Really cool, I am also working on a port of gaussian-splatting [0] but to WebGPU.
Like all the other implementations I have seen so far, this also makes the same mistake when projecting the ellipsoids in a perspective: First you calculate the covariance in 3D and then project that to 2D [1]. This approach only works with parallel / orthographic projections and applying it to perspectives leads to incorrect results. That is because perspective projections have three additional effects:
- Parallax movements (that is the view plane moves parallel to the ellipsoids) change the shape of the projected ellipse. E.g. a sphere only appears circular when in center of the view, once it moves to the edges it becomes stretched into an ellipse. This effect is manually counter balanced by this matrix I believe [2].
- Rotating an ellipse can change the position it appears at, or in other words creates additional translation. This effect is zero if the ellipse has one of its three axes pointing straight at the view (parallel to the normal of the view plane). But, if it is rotated 45°, then the tip of the ellipse that is closer to the view plane becomes larger through the perspective while the other end becomes smaller. Put together, this slightly shifts the center of the appearance away from the projected center of the ellipsoid.
- Conic sections can not only result in ellipses but also parabola and hyperbola. This however is an edge case that only happens when the ellipsoid intersects with the view plane and can probably be ignored as one would clip away such ellipsoids anyway.

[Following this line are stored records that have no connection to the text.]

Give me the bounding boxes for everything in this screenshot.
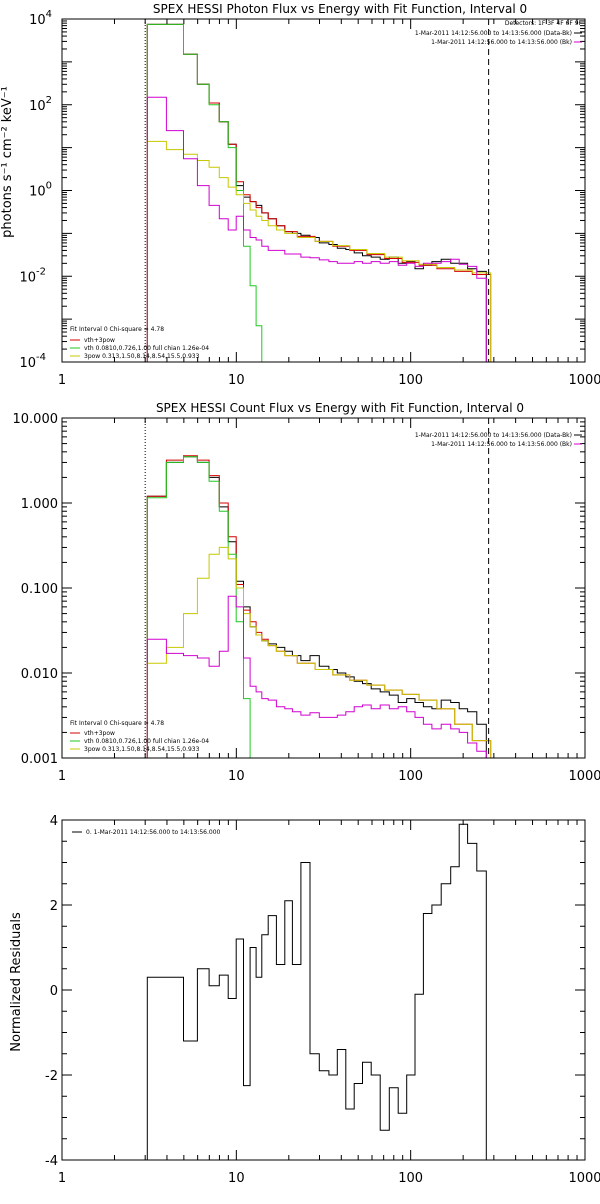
series-line-vth-3pow [147,456,490,784]
photon-flux-title: SPEX HESSI Photon Flux vs Energy with Fi… [153,2,527,16]
y-tick-label: 0.100 [21,582,58,597]
legend-data-bk: 1-Mar-2011 14:12:56.000 to 14:13:56.000 … [415,30,572,37]
photon-flux-legend-bottom-left: Fit Interval 0 Chi-square = 4.78 vth+3po… [70,326,209,360]
count-flux-legend-bottom-left: Fit Interval 0 Chi-square = 4.78 vth+3po… [70,720,209,753]
y-tick-label: -4 [45,1154,58,1169]
x-tick-label: 100 [398,769,423,784]
y-tick-label: 104 [29,9,52,28]
y-tick-label: 10-2 [19,266,46,285]
count-flux-legend-top-right: 1-Mar-2011 14:12:56.000 to 14:13:56.000 … [415,432,582,448]
y-tick-label: 10.000 [13,412,59,427]
legend-fit-interval: Fit Interval 0 Chi-square = 4.78 [70,326,164,333]
x-tick-label: 1 [58,373,66,388]
y-tick-label: 10-4 [19,352,46,371]
y-tick-label: 0 [50,984,58,999]
axes-frame [62,418,585,758]
residuals-legend-label: 0. 1-Mar-2011 14:12:56.000 to 14:13:56.0… [86,829,221,836]
residuals-plot [147,824,486,1200]
x-tick-label: 1000 [568,373,600,388]
x-tick-label: 1000 [568,769,600,784]
y-tick-label: -2 [45,1069,58,1084]
count-flux-axes [62,418,585,758]
y-tick-label: 2 [50,899,58,914]
x-tick-label: 100 [398,373,423,388]
count-flux-panel: SPEX HESSI Count Flux vs Energy with Fit… [13,401,600,784]
series-line-vth [147,24,267,375]
series-line-data-bk [147,457,486,784]
y-tick-label: 100 [29,181,52,200]
series-line-0-1-mar-2011-14-12-56-000-to-14-13-56-000 [147,824,486,1200]
residuals-axes [62,820,585,1160]
x-tick-label: 10 [228,1171,245,1186]
y-tick-label: 102 [29,95,52,114]
axes-frame [62,19,585,362]
x-tick-label: 1 [58,769,66,784]
legend-vth: vth 0.0810,0.726,1.00 full chian 1.26e-0… [84,345,209,352]
count-flux-tick-labels: 1 10 100 1000 0.001 0.010 0.100 1.000 10.000 [13,412,600,784]
legend-3pow: 3pow 0.313,1.50,8.14,8.54,15.5,0.933 [84,746,200,753]
x-tick-label: 10 [228,769,245,784]
y-tick-label: 0.010 [21,667,58,682]
x-tick-label: 1000 [568,1171,600,1186]
y-tick-label: 0.001 [21,752,58,767]
photon-flux-axes [62,19,585,362]
photon-flux-legend-top-right: Detectors: 1F 3F 4F 6F 9F 1-Mar-2011 14:… [415,20,583,46]
residuals-legend: 0. 1-Mar-2011 14:12:56.000 to 14:13:56.0… [72,829,221,836]
legend-vth3pow: vth+3pow [84,730,115,737]
legend-vth3pow: vth+3pow [84,337,115,344]
legend-data-bk: 1-Mar-2011 14:12:56.000 to 14:13:56.000 … [415,432,572,439]
residuals-ylabel: Normalized Residuals [9,912,24,1052]
series-line-data-bk [147,24,486,375]
residuals-panel: Normalized Residuals 1 10 100 1000 -4 -2 0 2 4 0… [9,814,600,1200]
legend-vth: vth 0.0810,0.726,1.00 full chian 1.26e-0… [84,738,209,745]
x-tick-label: 1 [58,1171,66,1186]
series-line-vth [147,457,256,784]
legend-detectors: Detectors: 1F 3F 4F 6F 9F [505,20,583,27]
axes-frame [62,820,585,1160]
legend-bk: 1-Mar-2011 14:12:56.000 to 14:13:56.000 … [431,441,572,448]
photon-flux-ylabel: photons s⁻¹ cm⁻² keV⁻¹ [0,86,15,238]
series-line-vth-3pow [147,24,490,375]
x-tick-label: 10 [228,373,245,388]
y-tick-label: 1.000 [21,497,58,512]
count-flux-plot [145,418,491,784]
x-tick-label: 100 [398,1171,423,1186]
count-flux-title: SPEX HESSI Count Flux vs Energy with Fit… [156,401,524,415]
residuals-tick-labels: 1 10 100 1000 -4 -2 0 2 4 [45,814,600,1186]
legend-bk: 1-Mar-2011 14:12:56.000 to 14:13:56.000 … [431,39,572,46]
photon-flux-panel: SPEX HESSI Photon Flux vs Energy with Fi… [0,2,600,388]
y-tick-label: 4 [50,814,58,829]
photon-flux-plot [145,19,491,375]
legend-3pow: 3pow 0.313,1.50,8.14,8.54,15.5,0.933 [84,353,200,360]
legend-fit-interval: Fit Interval 0 Chi-square = 4.78 [70,720,164,727]
series-line-bk [147,97,486,375]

The last two effects are not accounted for in these calculations in any of the implementations I have seen so far. What would be correct to do instead? Do not calculate the 3D covariance. Instead calculate the bounding cone around the ellipsoid which has its vertex at the camera position (perspective origin). Then intersect that with the view plane and the resulting conic section is guaranteed to be the correct contour of the perspective projection of the ellipsoid.
In general, a Gaussian is no longer a true Gaussian after camera projection since the pinhole camera projection function is nonlinear (due to dividing by z). However, if the Gaussian is small relative to the size of the image, you can apporximate it by linearizing the projection function. Therefore the Gaussian splatting paper uses the Jacobian of the projection function as described in equation 5 of the paper [0]. In practice, this approximation is extremely good. This Jacobian is the matrix you mentioned in the third link and it is mathematically sound and not "manually counter balanced". For a derivation, see [1].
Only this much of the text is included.